Alexandria Ocasio-Cortez è una delle più grandi figure femminili attualmente in politica, rappresentante del Partito Democratico degli Stati Uniti.  Lei e Kamala Harris, la prima vice presidente donna, sono infatti due delle pochissime donne note nel contesto politico americano che, da sempre,  è purtroppo appannaggio esclusivamente del genere maschile. Insomma credo che dopo la dura dittatura sessista e denigratoria verso le donne di Trump, che tutti conosciamo dalla famosissima frase “grab them by the p*ssy”, sono una fresca boccata d’aria per il femminismo americano, e non solo.

A Luglio, il rappresentante Ted Yoho ha chiamato il rappresentante Alexandria Ocasio-Cortez una “st***a del c***o” e “fuori di testa” sui gradini di Capitol Hill, rivolgendole poi, quasi a malincuore, scuse piuttosto vuote e svogliate, come se fosse obbligato a farlo. Nonostante la volgarità di quest’atto, Alexandria ha risposto con un discorso tanto incisivo quanto corretto ed elegante, attaccando il sessismo sistemico e…non so voi, ma… io non ho mai sentito parole più potenti e giuste.

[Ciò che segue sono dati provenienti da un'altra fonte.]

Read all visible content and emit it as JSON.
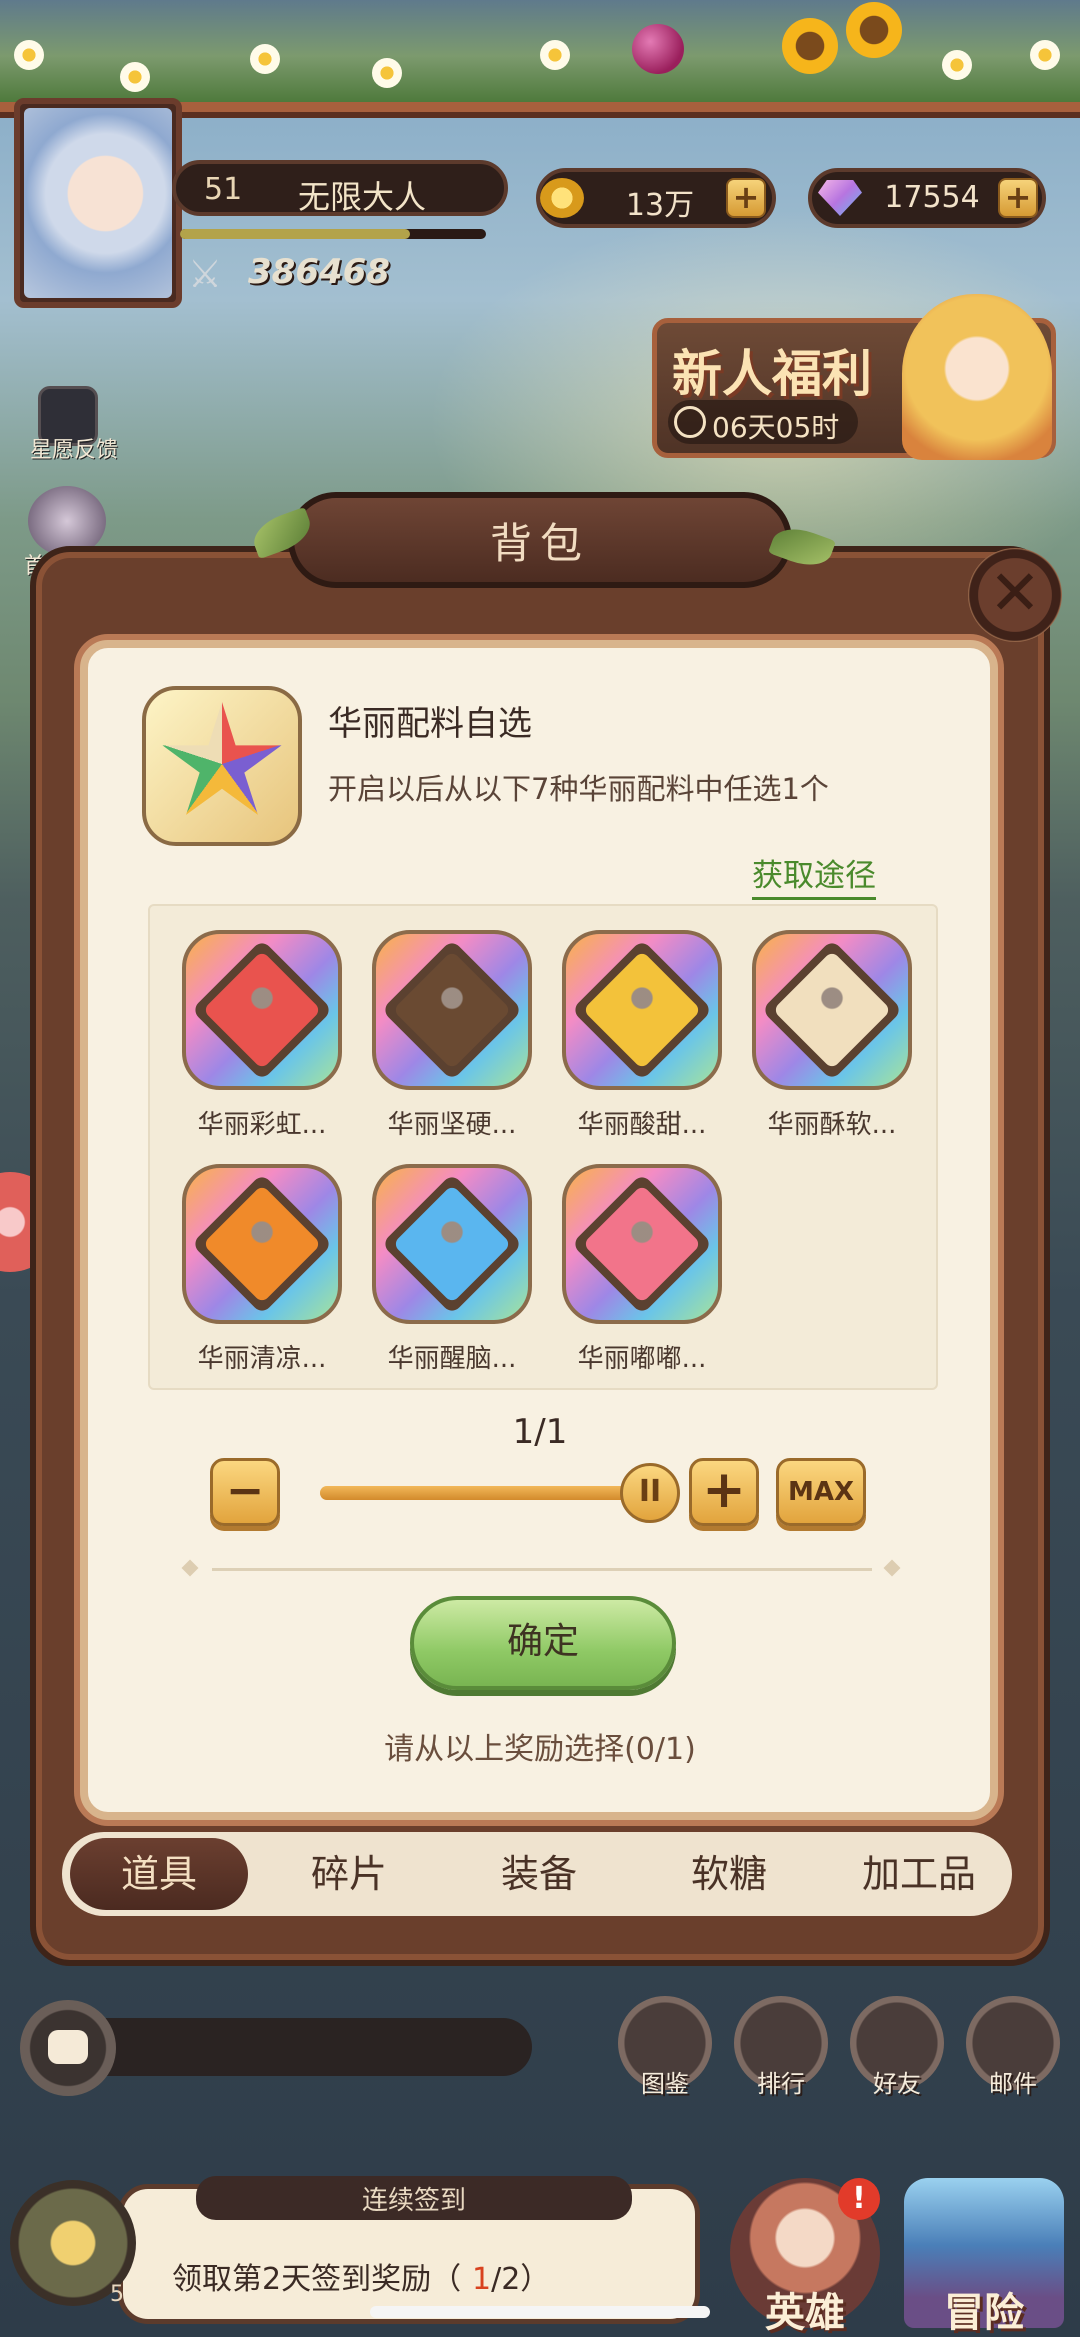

 “Il rappresentante Yoho ha affermato di avere una moglie e due figlie. Io ho 2 anni in meno della figlia più giovane del signor Yoho. Anche io sono la figlia di qualcuno. Per fortuna, mio padre non è vivo per vedere come il signor Yoho abbia trattato sua figlia. Mia madre ha visto in tv la mancanza di rispetto manifestata dal signor Yoho in questo palazzo. E sono qui perché devo far vedere ai miei genitori che sono loro figlia e che non mi hanno cresciuta affinché accettassi abusi dagli uomini. Avere una figlia non rende un uomo decente. Avere una moglie non rende un uomo decente. Trattare le persone con dignità e rispetto rende un uomo decente. Quando un uomo decente sbaglia, come tutti noi siamo tenuti a fare, fa del suo meglio e si scusa. Non lo fa per salvarsi la faccia, non lo fa per guadagnare un voto. Si scusa sinceramente per riparare e riconoscere il danno fatto, in modo che tutti noi possiamo andare avanti”

Ora, non possiamo dire che uomini come il rappresentante Yoho smetteranno di avere questa mentalità sessista, ma sono sicura che queste parole hanno colpito esattamente chi dovevano colpire.

Ormai ovunque sentiamo il famoso pregiudizio che il femminismo è composto da “nazifemministe dai capelli tinti che sterminerebbero l’intera razza maschile e che credono nella superiorità del genere femminile”, senza riconoscere che il femminismo non è altro che una richiesta di parità dopo migliaia di lotte per ottenere diritti che, per millenni, non ci sono stati riconosciuti. Le femministe sono mogli, figlie, fidanzate, madri e sorelle di quegli uomini che le denigrano quotidianamente e che tentano disperatamente di metterle in un angolo quando diventano “pericolose” con le loro idee di parità.

Io credo che saranno le donne come la rappresentante Alexandria Ocasio-Cortez a dare nuovamente una voce al femminismo e alla difesa di quei sacrosanti diritti offesi da sempre.